Its members are John McBurney and Monica McWilliams - nominated by the Northern Ireland Executive – the Irish Government’s nominee Tim O’Connor, and Mitchell Reiss, nominated by the UK government.

The Commissioners concluded that “new structures have been put in place to tackle paramilitarism, and new approaches are underway but more needs to be done, across all relevant agencies and departments, working alongside local communities.

In order to achieve “the comprehensive ending of paramilitarism”, they said, a process of Group Transition ( a process whereby paramilitary groups transition out of being paramilitaries) was required and should be added to the Twin Track approach ( which involves policing and justice responses while trying to tackle the underlying socio-economic issues) which was already being implemented.

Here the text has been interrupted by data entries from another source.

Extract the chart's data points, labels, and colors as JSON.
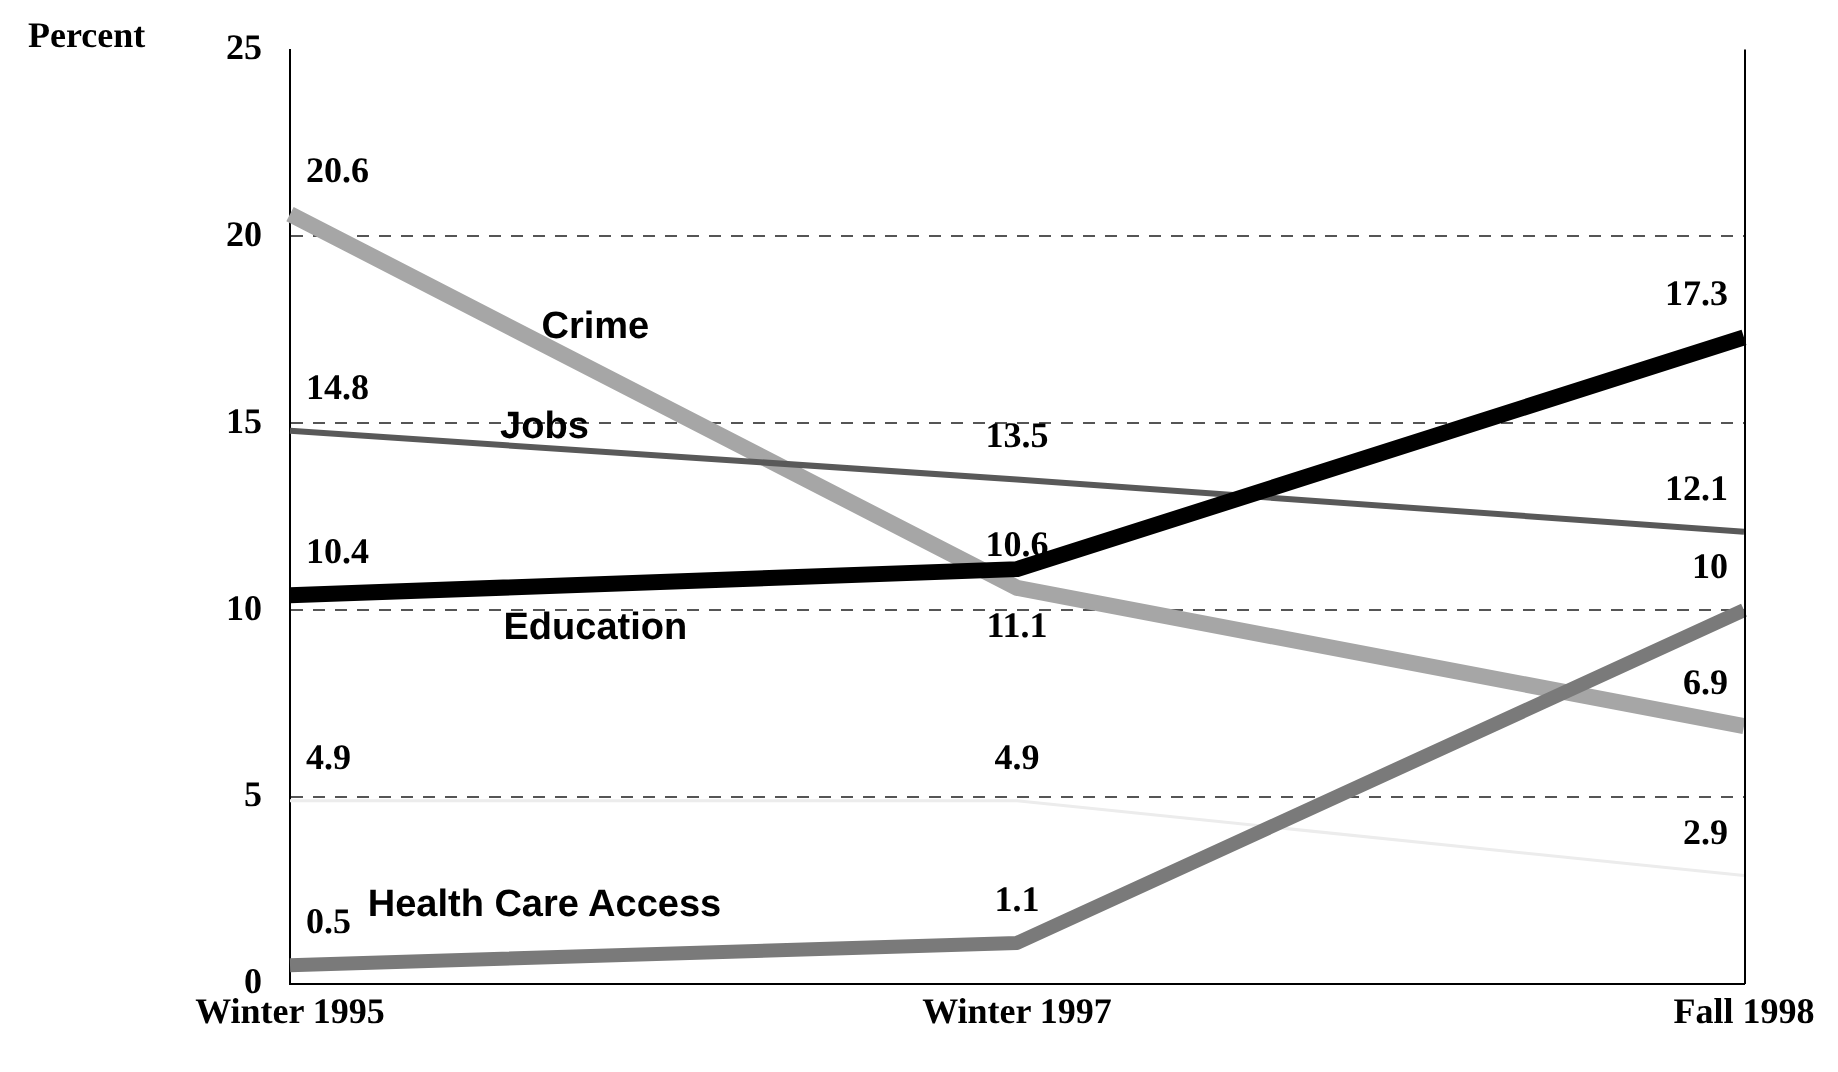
{
  "chart_data": {
    "type": "line",
    "ylabel": "Percent",
    "categories": [
      "Winter 1995",
      "Winter 1997",
      "Fall 1998"
    ],
    "series": [
      {
        "name": "Crime",
        "color": "#a6a6a6",
        "values": [
          20.6,
          10.6,
          6.9
        ]
      },
      {
        "name": "Jobs",
        "color": "#595959",
        "values": [
          14.8,
          13.5,
          12.1
        ]
      },
      {
        "name": "Education",
        "color": "#000000",
        "values": [
          10.4,
          11.1,
          17.3
        ]
      },
      {
        "name": "Health Care Access",
        "color": "#7a7a7a",
        "values": [
          0.5,
          1.1,
          10
        ]
      },
      {
        "color": "#ececec",
        "values": [
          4.9,
          4.9,
          2.9
        ]
      }
    ],
    "ylim": [
      0,
      25
    ],
    "yticks": [
      0,
      5,
      10,
      15,
      20,
      25
    ],
    "grid": "y",
    "data_labels": true,
    "legend": false,
    "marker": "none",
    "line_style": "solid"
  }
}
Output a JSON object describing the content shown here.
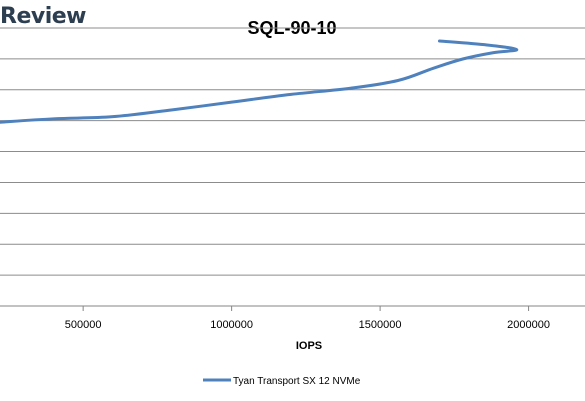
{
  "brand": "Review",
  "chart_data": {
    "type": "line",
    "title": "SQL-90-10",
    "xlabel": "IOPS",
    "ylabel": "",
    "xlim": [
      220000,
      2190000
    ],
    "ylim": [
      0,
      9
    ],
    "x_ticks": [
      500000,
      1000000,
      1500000,
      2000000
    ],
    "x_tick_labels": [
      "500000",
      "1000000",
      "1500000",
      "2000000"
    ],
    "y_gridlines": [
      0,
      1,
      2,
      3,
      4,
      5,
      6,
      7,
      8,
      9
    ],
    "grid": "horizontal",
    "legend_position": "bottom",
    "series": [
      {
        "name": "Tyan Transport SX 12 NVMe",
        "color": "#4f81bd",
        "x": [
          220000,
          400000,
          600000,
          800000,
          1000000,
          1200000,
          1400000,
          1560000,
          1680000,
          1780000,
          1880000,
          1960000,
          1860000,
          1700000
        ],
        "y": [
          5.95,
          6.06,
          6.13,
          6.35,
          6.6,
          6.85,
          7.05,
          7.3,
          7.7,
          8.0,
          8.2,
          8.3,
          8.45,
          8.58
        ]
      }
    ]
  }
}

“A comprehensive and credible pathway to ending paramilitarism is now needed and hence we recommend that a process be put in place to assess the potential for Group Transition,” they said.

The disbandment of paramilitary organisations, the authors, said, “has to involve voluntary action by the groups and therefore their co-operation, and so we believe that a dedicated, formal process of engagement with an end goal of disbandment is required.”

In the same way a “process of political engagement” leading ultimately to the Belfast Agreement was needed to bring the Troubles to an end, “a similar process is now necessary to definitively end paramilitarism.”

They acknowledged the “major sensitivities and challenges” around Group Transition but said that after nearly five years working in the IRC they could see “no means” by which the Fresh Start goal of ending paramilitarism “once and for all” could be achieved without it.

“Our call, therefore, is to the two governments, the parties and civic society to give urgent consideration to a comprehensive process of Group Transition,” the Commissioners said.

They also warned that the UK government’s proposals to introduce a statute of limitations barring Troubles-related prosecutions, civil cases and inquests would have “major ramifications for the ending of paramilitarism” and it “could have a material impact on the timing of the disbandment of the paramilitary groups.”

The report also summarised the current situation regarding reported paramilitary activity by both loyalists and republicans and said that in general there had been “a downward trend in security-related incidents over the past ten years, with the exception of paramilitary style assaults, which have generally increased”, though it noted trends in the last two financial years may have been impacted by the Covid-19 pandemic.